Selain itu, material bangunan juga memanfaatkan sumber daya yang ada. Salah satunya adalah penggunaan sisa-sisa besi dari proyek pembangunan Jembatan Mapilli untuk memperkuat struktur menara masjid.
Data ini menunjukkan adanya kolaborasi lintas komunitas dalam pembangunan masjid, yang mencerminkan semangat gotong royong masyarakat pada masa itu.
Masjid ini kemudian berdiri sebagai simbol perjuangan, tidak hanya dalam aspek spiritual tetapi juga sosial dan ekonomi.

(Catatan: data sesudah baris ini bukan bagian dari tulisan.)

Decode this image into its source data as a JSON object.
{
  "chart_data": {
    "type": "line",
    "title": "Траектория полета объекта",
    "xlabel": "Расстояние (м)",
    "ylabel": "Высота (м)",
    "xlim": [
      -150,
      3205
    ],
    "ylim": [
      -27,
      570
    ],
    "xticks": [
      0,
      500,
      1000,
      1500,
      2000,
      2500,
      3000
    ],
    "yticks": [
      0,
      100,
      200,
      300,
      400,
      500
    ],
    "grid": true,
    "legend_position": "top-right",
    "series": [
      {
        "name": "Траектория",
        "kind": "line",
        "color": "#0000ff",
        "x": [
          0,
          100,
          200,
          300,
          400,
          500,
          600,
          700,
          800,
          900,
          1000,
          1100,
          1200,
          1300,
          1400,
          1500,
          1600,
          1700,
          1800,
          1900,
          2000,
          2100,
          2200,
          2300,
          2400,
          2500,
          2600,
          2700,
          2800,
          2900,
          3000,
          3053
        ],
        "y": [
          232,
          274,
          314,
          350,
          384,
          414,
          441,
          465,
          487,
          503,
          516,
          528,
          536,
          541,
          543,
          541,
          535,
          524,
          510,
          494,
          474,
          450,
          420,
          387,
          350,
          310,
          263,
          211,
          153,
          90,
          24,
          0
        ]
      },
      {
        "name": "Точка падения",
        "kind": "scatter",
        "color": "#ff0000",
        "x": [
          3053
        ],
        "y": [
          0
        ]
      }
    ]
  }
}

Destinasi Wisata Religi dan Pusat Ziarah
Hingga kini, Masjid Nur Taubah Imam Lapeo tetap aktif digunakan sebagai tempat ibadah sekaligus destinasi wisata religi di Sulawesi Barat.
Setiap tahunnya, ribuan peziarah datang untuk berkunjung, terutama untuk berdoa di makam Imam Lapeo yang berada di area masjid.
“Masjid ini menjadi salah satu lokasi ziarah paling ramai di Sulawesi Barat,” menjadi fakta yang memperkuat posisinya sebagai pusat spiritual.
Selain nilai religius, masjid ini juga dikenal memiliki kisah-kisah karamah yang melekat pada sosok Imam Lapeo. Cerita-cerita tersebut menjadi bagian dari kepercayaan masyarakat setempat.
Keberadaan masjid ini juga memberikan dampak ekonomi bagi masyarakat sekitar, terutama melalui aktivitas wisata religi yang terus berkembang.
Masjid Nur Taubah Imam Lapeo kini tidak hanya menjadi simbol sejarah, tetapi juga pusat kegiatan keagamaan dan budaya yang terus hidup di tengah masyarakat.
Sebagai penutup, Masjid Nur Taubah Imam Lapeo merupakan warisan berharga dari perjuangan dakwah Islam di tanah Mandar. Dengan sejarah panjang sejak abad ke-19, masjid ini tetap menjadi pusat ibadah, ziarah, dan pengingat akan peran penting ulama dalam membangun kehidupan spiritual masyarakat.